普段、少年が着ている服が体にぴったり合うという事実に、エリザベータは心を弾ませる。少年と少女の、性別の違いによる体格差は大きい。それでもまだ、同じように成長しているという事実が、嬉しかった。エリザベータは身軽な仕草で馬にまたがり、手綱を操ってギルベルトに近付く。ギルベルトは、眩しいものを見つめるようにエリザベータを見ていた。その姿を目の奥に焼きつけ、記憶しようとしているようだった。
「じゃあな。また来る」
「……許可取るか、さもなくば書き置きしてこい。まずそこからだ」
「分かった、待ってる、だろ? 全く、見送りの時くらい可愛くしてくれたっていいのに」
お前は俺に求めるものを根本的に間違えているという事実にとっとと気が付いてくれ、とギルベルトの笑みが深まるが、エリザベータは当然のように、それを綺麗に無視してみせた。じゃあ、また来るから、と呟いて、エリザベータは馬上からギルベルトに手を伸ばす。その手を、取ることが出来れば。どこまでも、駆け抜けていくことが出来れば。一瞬の切なる願いは交差する前に消え去り、少女のてのひらが、少年の頬に触れる。
熱が完全に引いたことを確かめ、少女の指先が少年から離れた。代わりに、ギルベルトは両腕を持ち上げた。祈りごと抱きしめるように背伸びして、馬上の少女を穏やかに抱擁する。ぽん、と背を撫でて体を離す。触れ合ったぬくもりの隙間に、囁くように。ギルベルトは、そっと告げた。
「エリザベータ」
「ん」
「……さよなら、だ」
朝日が、二人の間に影を落とす。ギルベルトは光に眩しく目を細め、エリザベータは逆光の中で華やかに笑う。
「ああ、またな!」
そのまま、二人は別れた。走り去っていく姿は、すぐに森の木立の中へと消える。足音も、葉を揺らす風にまぎれて分からなくなってしまった。ギルベルトは視線を足元に落とし、唇をきゅ、と噛んではおっていたシーツを握り締める。鳥が飛び立つのに似た音を立ててシーツを体からはぎとり、一瞬、強く吹いた風にそれを流してしまう。白い、白い、祈りの色。見送って、ギルベルトは腰に下げていた剣の柄に、てのひらを乗せた。
握り締めて、抜こうとする。けれどカタカタと細かく震えるてのひらは、冷たい刃を引き抜かせはしなかった。息を吸い込む。言葉は浮かんでこなかった。ただ、感情だけが胸に残っている。かなしいのだ。そう思った。

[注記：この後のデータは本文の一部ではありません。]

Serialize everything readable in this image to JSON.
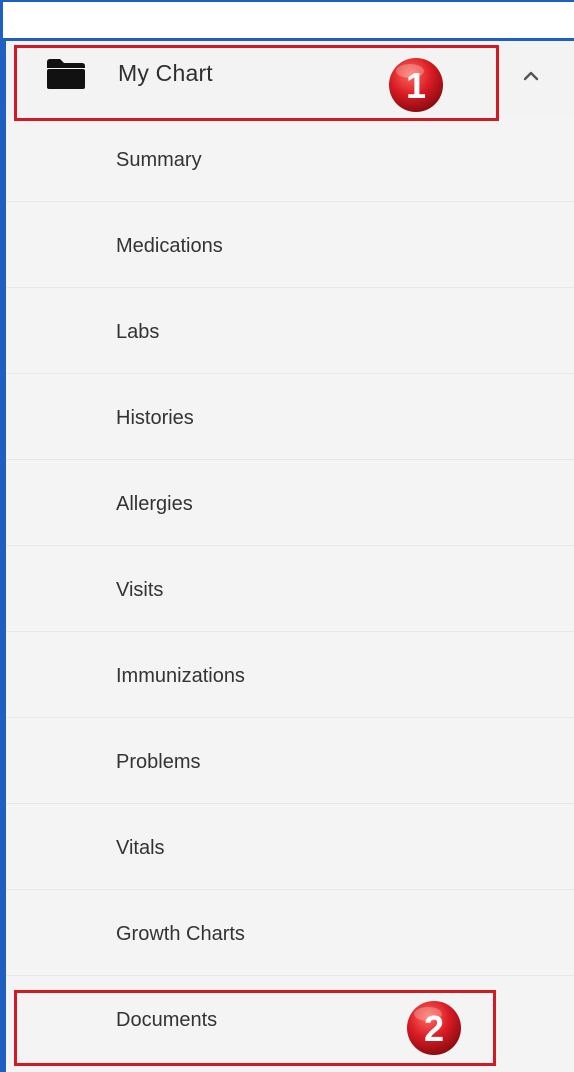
{
  "header": {
    "title": "My Chart",
    "folder_icon": "folder-icon",
    "collapse_icon": "chevron-up-icon"
  },
  "menu": {
    "items": [
      {
        "label": "Summary"
      },
      {
        "label": "Medications"
      },
      {
        "label": "Labs"
      },
      {
        "label": "Histories"
      },
      {
        "label": "Allergies"
      },
      {
        "label": "Visits"
      },
      {
        "label": "Immunizations"
      },
      {
        "label": "Problems"
      },
      {
        "label": "Vitals"
      },
      {
        "label": "Growth Charts"
      },
      {
        "label": "Documents"
      }
    ]
  },
  "callouts": [
    {
      "number": "1"
    },
    {
      "number": "2"
    }
  ],
  "colors": {
    "accent_border": "#1f5fbf",
    "highlight": "#d11a24",
    "badge": "#d91b24"
  }
}
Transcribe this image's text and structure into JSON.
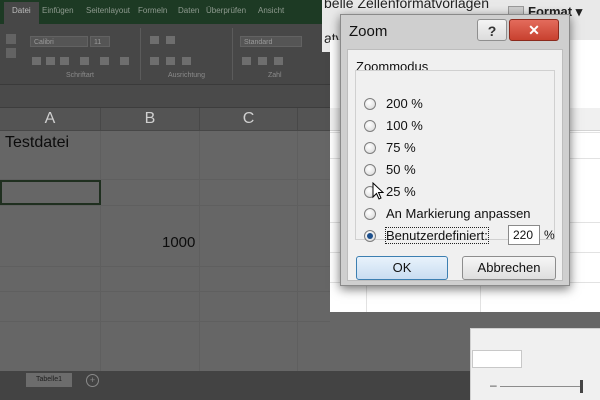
{
  "ribbon": {
    "tabs": [
      "Datei",
      "Einfügen",
      "Seitenlayout",
      "Formeln",
      "Daten",
      "Überprüfen",
      "Ansicht"
    ],
    "font_name": "Calibri",
    "font_size": "11",
    "number_format": "Standard",
    "groups": [
      "Schriftart",
      "Ausrichtung",
      "Zahl"
    ]
  },
  "toolbar_right": {
    "line1": "belle  Zellenformatvorlagen",
    "line2": "atvo",
    "format_label": "Format"
  },
  "sheet": {
    "columns": [
      "A",
      "B",
      "C"
    ],
    "cell_a1": "Testdatei",
    "cell_b3": "1000",
    "tab_name": "Tabelle1",
    "add_sheet": "+"
  },
  "dialog": {
    "title": "Zoom",
    "help": "?",
    "close": "✕",
    "group_label": "Zoommodus",
    "options": [
      {
        "label": "200 %",
        "selected": false
      },
      {
        "label": "100 %",
        "selected": false
      },
      {
        "label": "75 %",
        "selected": false
      },
      {
        "label": "50 %",
        "selected": false
      },
      {
        "label": "25 %",
        "selected": false
      },
      {
        "label": "An Markierung anpassen",
        "selected": false
      },
      {
        "label": "Benutzerdefiniert:",
        "selected": true
      }
    ],
    "custom_value": "220",
    "percent_sign": "%",
    "ok_label": "OK",
    "cancel_label": "Abbrechen"
  },
  "statusbar": {
    "zoom_minus": "–"
  },
  "colors": {
    "close_button": "#c8412f",
    "ok_border": "#3c7fb1",
    "dim_background": "#5a5a5a"
  }
}
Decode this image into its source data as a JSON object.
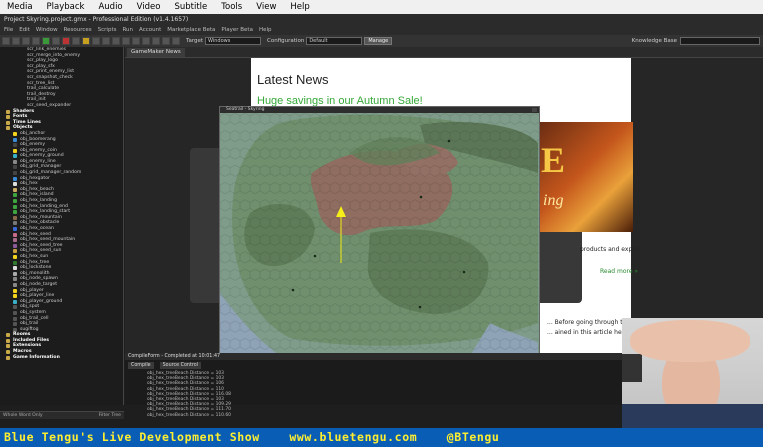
{
  "os_menu": [
    "Media",
    "Playback",
    "Audio",
    "Video",
    "Subtitle",
    "Tools",
    "View",
    "Help"
  ],
  "gm_title": "Project Skyring.project.gmx - Professional Edition (v1.4.1657)",
  "gm_menu": [
    "File",
    "Edit",
    "Window",
    "Resources",
    "Scripts",
    "Run",
    "Account",
    "Marketplace Beta",
    "Player Beta",
    "Help"
  ],
  "toolbar": {
    "target_label": "Target",
    "target_value": "Windows",
    "config_label": "Configuration",
    "config_value": "Default",
    "manage": "Manage",
    "knowledge": "Knowledge Base"
  },
  "tree": [
    {
      "t": "scr_link_enemies",
      "d": 3
    },
    {
      "t": "scr_merge_into_enemy",
      "d": 3
    },
    {
      "t": "scr_play_logo",
      "d": 3
    },
    {
      "t": "scr_play_sfx",
      "d": 3
    },
    {
      "t": "scr_print_enemy_list",
      "d": 3
    },
    {
      "t": "scr_snapshot_check",
      "d": 3
    },
    {
      "t": "scr_tree_list",
      "d": 3
    },
    {
      "t": "trail_calculate",
      "d": 3
    },
    {
      "t": "trail_destroy",
      "d": 3
    },
    {
      "t": "trail_init",
      "d": 3
    },
    {
      "t": "scr_seed_expander",
      "d": 3
    },
    {
      "t": "Shaders",
      "d": 1,
      "g": true
    },
    {
      "t": "Fonts",
      "d": 1,
      "g": true
    },
    {
      "t": "Time Lines",
      "d": 1,
      "g": true
    },
    {
      "t": "Objects",
      "d": 1,
      "g": true
    },
    {
      "t": "obj_anchor",
      "d": 2,
      "c": "#f2d21a"
    },
    {
      "t": "obj_boomerang",
      "d": 2,
      "c": "#3a8ad8"
    },
    {
      "t": "obj_enemy",
      "d": 2,
      "c": "#444"
    },
    {
      "t": "obj_enemy_coin",
      "d": 2,
      "c": "#f2d21a"
    },
    {
      "t": "obj_enemy_ground",
      "d": 2,
      "c": "#3ab0c8"
    },
    {
      "t": "obj_enemy_line",
      "d": 2,
      "c": "#888"
    },
    {
      "t": "obj_grid_manager",
      "d": 2,
      "c": "#444"
    },
    {
      "t": "obj_grid_manager_random",
      "d": 2,
      "c": "#444"
    },
    {
      "t": "obj_hexgator",
      "d": 2,
      "c": "#3a8ad8"
    },
    {
      "t": "obj_hex",
      "d": 2,
      "c": "#ddd"
    },
    {
      "t": "obj_hex_beach",
      "d": 2,
      "c": "#caa860"
    },
    {
      "t": "obj_hex_island",
      "d": 2,
      "c": "#3ea63e"
    },
    {
      "t": "obj_hex_landing",
      "d": 2,
      "c": "#3ea63e"
    },
    {
      "t": "obj_hex_landing_end",
      "d": 2,
      "c": "#3ea63e"
    },
    {
      "t": "obj_hex_landing_start",
      "d": 2,
      "c": "#3ea63e"
    },
    {
      "t": "obj_hex_mountain",
      "d": 2,
      "c": "#8a6a4a"
    },
    {
      "t": "obj_hex_obstacle",
      "d": 2,
      "c": "#777"
    },
    {
      "t": "obj_hex_ocean",
      "d": 2,
      "c": "#3a6ad8"
    },
    {
      "t": "obj_hex_seed",
      "d": 2,
      "c": "#c86a8a"
    },
    {
      "t": "obj_hex_seed_mountain",
      "d": 2,
      "c": "#a86a8a"
    },
    {
      "t": "obj_hex_seed_tree",
      "d": 2,
      "c": "#8a5a9a"
    },
    {
      "t": "obj_hex_seed_sun",
      "d": 2,
      "c": "#c8a040"
    },
    {
      "t": "obj_hex_sun",
      "d": 2,
      "c": "#f2d21a"
    },
    {
      "t": "obj_hex_tree",
      "d": 2,
      "c": "#2e7a2e"
    },
    {
      "t": "obj_lockstone",
      "d": 2,
      "c": "#ddd"
    },
    {
      "t": "obj_monolith",
      "d": 2,
      "c": "#aaa"
    },
    {
      "t": "obj_node_spawn",
      "d": 2,
      "c": "#888"
    },
    {
      "t": "obj_node_target",
      "d": 2,
      "c": "#888"
    },
    {
      "t": "obj_player",
      "d": 2,
      "c": "#f2d21a"
    },
    {
      "t": "obj_player_line",
      "d": 2,
      "c": "#f2d21a"
    },
    {
      "t": "obj_player_ground",
      "d": 2,
      "c": "#3ab0c8"
    },
    {
      "t": "obj_spot",
      "d": 2,
      "c": "#555"
    },
    {
      "t": "obj_system",
      "d": 2,
      "c": "#555"
    },
    {
      "t": "obj_trail_cell",
      "d": 2,
      "c": "#555"
    },
    {
      "t": "obj_trail",
      "d": 2,
      "c": "#555"
    },
    {
      "t": "sugiftog",
      "d": 2,
      "c": "#555"
    },
    {
      "t": "Rooms",
      "d": 1,
      "g": true
    },
    {
      "t": "Included Files",
      "d": 1,
      "g": true
    },
    {
      "t": "Extensions",
      "d": 1,
      "g": true
    },
    {
      "t": "Macros",
      "d": 1,
      "g": true
    },
    {
      "t": "Game Information",
      "d": 1,
      "g": true
    }
  ],
  "tree_filter": {
    "left": "Whole Word Only",
    "right": "Filter Tree"
  },
  "news_tab": "GameMaker News",
  "news": {
    "title": "Latest News",
    "headline": "Huge savings in our Autumn Sale!",
    "banner_big": "E",
    "banner_small": "ing",
    "products": "products and export",
    "more": "Read more »",
    "body1": "... Before going through this, you will",
    "body2": "... ained in this article here:"
  },
  "game_window": {
    "title": "Seatrail - Skyring"
  },
  "compile": {
    "header": "CompileForm - Completed at 10:01:47",
    "tabs": [
      "Compile",
      "Source Control"
    ],
    "log": [
      "obj_hex_treeBeach Distance = 103",
      "obj_hex_treeBeach Distance = 103",
      "obj_hex_treeBeach Distance = 106",
      "obj_hex_treeBeach Distance = 110",
      "obj_hex_treeBeach Distance = 116.08",
      "obj_hex_treeBeach Distance = 103",
      "obj_hex_treeBeach Distance = 109.29",
      "obj_hex_treeBeach Distance = 111.70",
      "obj_hex_treeBeach Distance = 110.60"
    ]
  },
  "banner": [
    "Blue Tengu's Live Development Show",
    "www.bluetengu.com",
    "@BTengu"
  ],
  "colors": {
    "banner_bg": "#0a5db5",
    "banner_text": "#ffef30",
    "news_green": "#35a838",
    "player_arrow": "#f5ee18"
  }
}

帰って来たエリザベータを出迎えたのは、説教の嵐、それのみだった。二時間にも及んだ上司の小言を右から左に聞き流し、ごめんなさい反省していますもうしません、の後に心の中で『きっと』を付け加える事で乗り切ったエリザベータは、廊下を歩いて自室に辿りつくまでの道のりで、怒られた内容自体を捨てて来てしまった。怒られた認識だけは残っているが、どういった言葉でどんなお説教を受けたかは、記憶の彼方だ。

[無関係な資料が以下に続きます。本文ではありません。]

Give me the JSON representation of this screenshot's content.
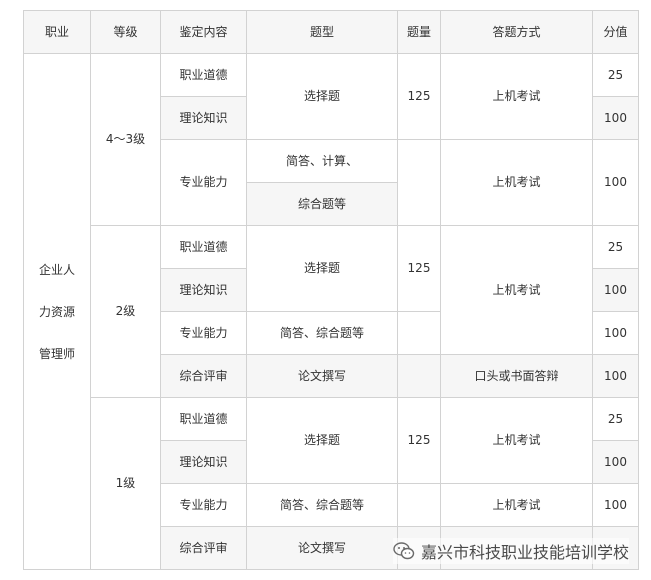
{
  "headers": [
    "职业",
    "等级",
    "鉴定内容",
    "题型",
    "题量",
    "答题方式",
    "分值"
  ],
  "occupation": [
    "企业人",
    "力资源",
    "管理师"
  ],
  "levels": [
    {
      "name": "4～3级",
      "rows": [
        {
          "content": "职业道德",
          "score": "25"
        },
        {
          "content": "理论知识",
          "score": "100"
        },
        {
          "content": "专业能力",
          "score": "100"
        }
      ],
      "type_objective": "选择题",
      "count": "125",
      "method_theory": "上机考试",
      "type_skill": [
        "简答、计算、",
        "综合题等"
      ],
      "method_skill": "上机考试"
    },
    {
      "name": "2级",
      "rows": [
        {
          "content": "职业道德",
          "score": "25"
        },
        {
          "content": "理论知识",
          "score": "100"
        },
        {
          "content": "专业能力",
          "score": "100"
        },
        {
          "content": "综合评审",
          "score": "100"
        }
      ],
      "type_objective": "选择题",
      "count": "125",
      "method_theory": "上机考试",
      "type_skill": "简答、综合题等",
      "type_review": "论文撰写",
      "method_review": "口头或书面答辩"
    },
    {
      "name": "1级",
      "rows": [
        {
          "content": "职业道德",
          "score": "25"
        },
        {
          "content": "理论知识",
          "score": "100"
        },
        {
          "content": "专业能力",
          "score": "100"
        },
        {
          "content": "综合评审",
          "score": ""
        }
      ],
      "type_objective": "选择题",
      "count": "125",
      "method_theory": "上机考试",
      "type_skill": "简答、综合题等",
      "method_skill": "上机考试",
      "type_review": "论文撰写"
    }
  ],
  "watermark": {
    "text": "嘉兴市科技职业技能培训学校",
    "icon": "wechat-icon"
  }
}
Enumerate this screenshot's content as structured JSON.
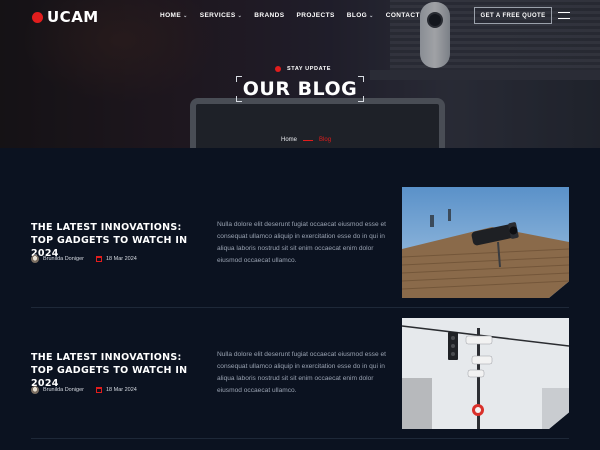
{
  "brand": {
    "name": "UCAM"
  },
  "nav": {
    "items": [
      {
        "label": "HOME",
        "has_dropdown": true
      },
      {
        "label": "SERVICES",
        "has_dropdown": true
      },
      {
        "label": "BRANDS",
        "has_dropdown": false
      },
      {
        "label": "PROJECTS",
        "has_dropdown": false
      },
      {
        "label": "BLOG",
        "has_dropdown": true
      },
      {
        "label": "CONTACT",
        "has_dropdown": false
      }
    ],
    "cta_label": "GET A FREE QUOTE"
  },
  "hero": {
    "eyebrow": "STAY UPDATE",
    "title": "OUR BLOG",
    "breadcrumb": {
      "home": "Home",
      "current": "Blog"
    }
  },
  "posts": [
    {
      "title": "THE LATEST INNOVATIONS: TOP GADGETS TO WATCH IN 2024",
      "author": "Brunilda Doniger",
      "date": "18 Mar 2024",
      "excerpt": "Nulla dolore elit deserunt fugiat occaecat eiusmod esse et consequat ullamco aliquip in exercitation esse do in qui in aliqua laboris nostrud sit sit enim occaecat enim dolor eiusmod occaecat ullamco."
    },
    {
      "title": "THE LATEST INNOVATIONS: TOP GADGETS TO WATCH IN 2024",
      "author": "Brunilda Doniger",
      "date": "18 Mar 2024",
      "excerpt": "Nulla dolore elit deserunt fugiat occaecat eiusmod esse et consequat ullamco aliquip in exercitation esse do in qui in aliqua laboris nostrud sit sit enim occaecat enim dolor eiusmod occaecat ullamco."
    }
  ],
  "colors": {
    "accent": "#e11d1d",
    "background": "#0b1220",
    "muted_text": "#9aa3b2"
  },
  "icons": {
    "menu": "hamburger-icon",
    "calendar": "calendar-icon",
    "dropdown": "chevron-down-icon"
  }
}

ふあ、とあくびをしながら部屋の扉を開ける。留守にした間、換気だけで清掃しなかったという室内は、エリザベータが出ていった時と全く同じ状態だった。ベッドに向かって歩きながら床に落ちていた髪飾りを拾い上げ、ベッドに投げて行った服を拾い上げる。くしゃくしゃに皺がついてしまった服を見て、エリザベータは溜息をついた。たたんでから出かければよかった。服は洗濯を頼むことにして、髪飾りを手に鏡の前に座る。
思い出して男物の服を脱ぎ、さらしを解いて大きく息をする。着替えに取りだした柔らかな女物の服に、袖を通す。改めて鏡の中を見つめながら、ブラシを手に髪を櫛削って行く。数日の強行軍のせいで、髪は大分痛んでしまっていた。元通りになるまで、時間がかかるだろう。ふたたび溜息をつきたくなりながらも丁寧に梳り、エリザベータはぱちん、と音を立てて花飾りをつける。鮮やかな赤い花飾りが、髪を鮮やかに彩る。
その花の名前を、未だ知らない。